L’I. M. : Qu’est-ce qui vous a le plus étonnée, et, peut-être, le plus choquée au cours de l’élaboration de ce rapport ?
D. H. : Ce qui m’a assurément le plus choquée a été de constater combien les inégalités sociales se creusent, et à quel point leur impact sur la santé des femmes est majeur. J’ai été également choquée de voir de quelle manière un emploi de mauvaise qualité a des conséquences non seulement sur la vie au travail mais aussi sur la vie privée et l’environnement familial. Tout cela m’a confirmé que l’allongement de la durée de la vie dans de mauvaises conditions peut être dramatique. Par exemple, la rupture du lien social contribue à l’installation de la démence. Cette inégalité m’a semblé d’autant plus flagrante que l’on sait aujourd’hui qu’un certain niveau d’éducation, allié à la préservation du lien social et à une activité cognitive régulière, protège, par exemple, de la maladie d’Alzheimer – ce sont les femmes qui sont le plus atteintes par cette pathologie. Sous un angle plus optimiste, il m’est apparu que les femmes étaient prescriptrices de santé dans la mesure où elles prennent en charge la sphère domestique et prodiguent des conseils sur l’alimentation, la prévention, l’hygiène…
L’I. M. : La principale mission du Cese est de conseiller le gouvernement. Qu’attendez-vous de lui ?
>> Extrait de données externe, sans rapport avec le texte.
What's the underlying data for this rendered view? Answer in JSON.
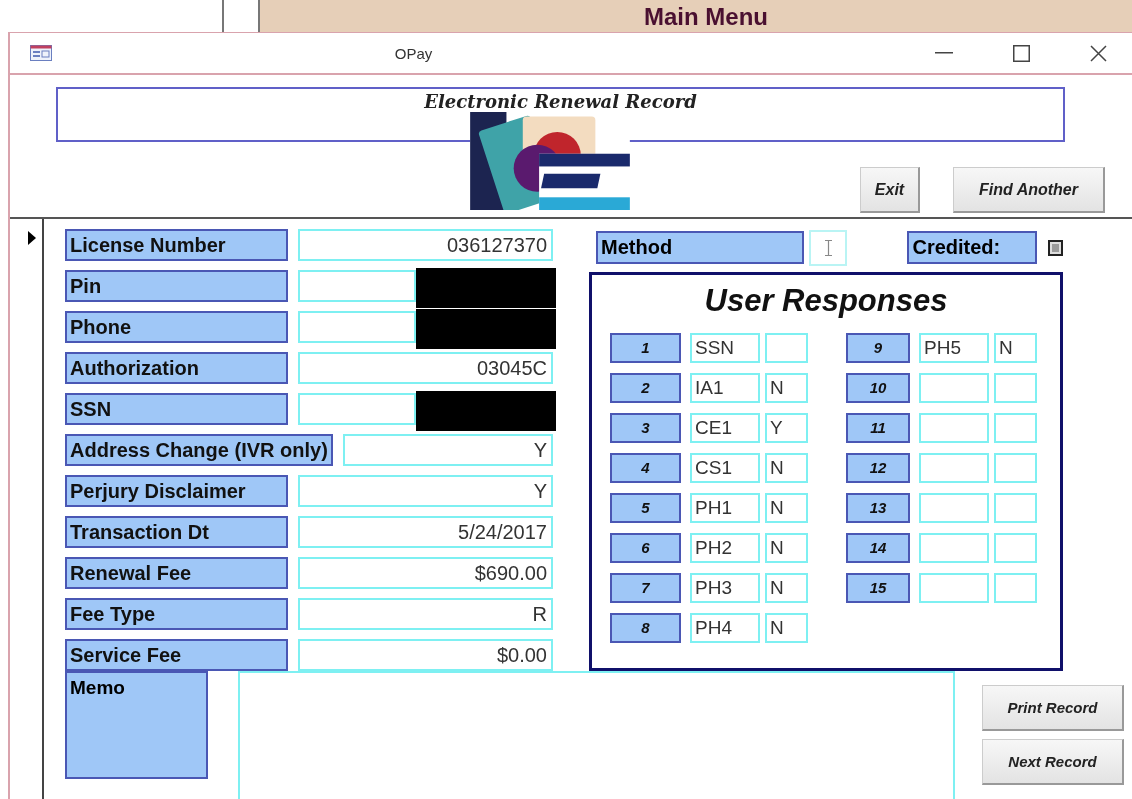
{
  "background_window": {
    "title": "Main Menu"
  },
  "window": {
    "title": "OPay"
  },
  "header": {
    "title": "Electronic Renewal Record",
    "buttons": [
      {
        "label": "Exit"
      },
      {
        "label": "Find Another"
      }
    ]
  },
  "fields": [
    {
      "label": "License Number",
      "value": "036127370"
    },
    {
      "label": "Pin",
      "redacted": true
    },
    {
      "label": "Phone",
      "redacted": true
    },
    {
      "label": "Authorization",
      "value": "03045C"
    },
    {
      "label": "SSN",
      "redacted": true
    },
    {
      "label": "Address Change (IVR only)",
      "value": "Y"
    },
    {
      "label": "Perjury Disclaimer",
      "value": "Y"
    },
    {
      "label": "Transaction Dt",
      "value": "5/24/2017"
    },
    {
      "label": "Renewal Fee",
      "value": "$690.00"
    },
    {
      "label": "Fee Type",
      "value": "R"
    },
    {
      "label": "Service Fee",
      "value": "$0.00"
    }
  ],
  "method": {
    "label": "Method"
  },
  "credited": {
    "label": "Credited:",
    "checked": true
  },
  "user_responses": {
    "title": "User Responses",
    "rows": [
      {
        "number": "1",
        "code": "SSN"
      },
      {
        "number": "2",
        "code": "IA1",
        "answer": "N"
      },
      {
        "number": "3",
        "code": "CE1",
        "answer": "Y"
      },
      {
        "number": "4",
        "code": "CS1",
        "answer": "N"
      },
      {
        "number": "5",
        "code": "PH1",
        "answer": "N"
      },
      {
        "number": "6",
        "code": "PH2",
        "answer": "N"
      },
      {
        "number": "7",
        "code": "PH3",
        "answer": "N"
      },
      {
        "number": "8",
        "code": "PH4",
        "answer": "N"
      },
      {
        "number": "9",
        "code": "PH5",
        "answer": "N"
      },
      {
        "number": "10"
      },
      {
        "number": "11"
      },
      {
        "number": "12"
      },
      {
        "number": "13"
      },
      {
        "number": "14"
      },
      {
        "number": "15"
      }
    ]
  },
  "memo": {
    "label": "Memo"
  },
  "footer_buttons": [
    {
      "label": "Print Record"
    },
    {
      "label": "Next Record"
    }
  ]
}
D. H. : Nos recommandations phares portent sur l’éducation à la sexualité et appellent au renforcement des moyens de l’Éducation nationale pour favoriser l’information et l’émancipation des jeunes filles. Nous souhaitons également un accès confidentiel et gratuit à la contraception et à l’IVG pour les mineures. Nous pensons qu’il est important que soit favorisé l’accès à une alimentation de qualité pour les plus démunis, sous forme de bons d’achat, considérant que c’est un moyen essentiel de lutte contre l’obésité, et ce dès le plus jeune âge. S’agissant de l’allongement de la vie, nous pensons que le maintien du lien social est indispensable et, pour ce faire, estimons nécessaire que les personnes âgées soient intégrées dans les quartiers pour encourager les échanges intergénérationnels. Notre rapport a été remis aux ministères de la Santé et de l’Éducation nationale, ainsi qu’au secrétariat d’État chargé des Aînés. Nous attendons un retour pour savoir si les pistes que nous proposons seront retenues et portées par le gouvernement.
« La Santé des femmes en France », communication du Conseil économique, social et environnemental, septembre 2010, Disponible en complément d’article sur www.espace infirmier.com, rubrique Revues, L’Infirmière magazine.
CADRE DE SANTE A L’ASSISTANCE PUBLIQUE-HÔPITAUX DE PARIS
→ Préparatrice en pharmacie de formation, elle est cadre de santé à l’hôpital Bretonneau (Paris).
→ Membre du Conseil économique, social et environnemental depuis 2005 (section de la vie économique et du dialogue social), elle a entamé un nouveau mandat de cinq ans en novembre dernier.
→ Depuis 2008, elle est secrétaire du syndicat CFDT de l’AP-HP.
→ En 2010, elle a obtenu un master de sociologie du travail au Conservatoire national des arts et métiers.
Les 233 membres du Cese sont désignés par des organisations de la société civile ou nommés par le gouvernement. Ils ont pour mission de conseiller ce dernier, de participer à l’élaboration de la politique économique, sociale et environnementale, de favoriser le dialogue entre les catégories socioprofessionnelles, et de contribuer à l’information des assemblées politiques.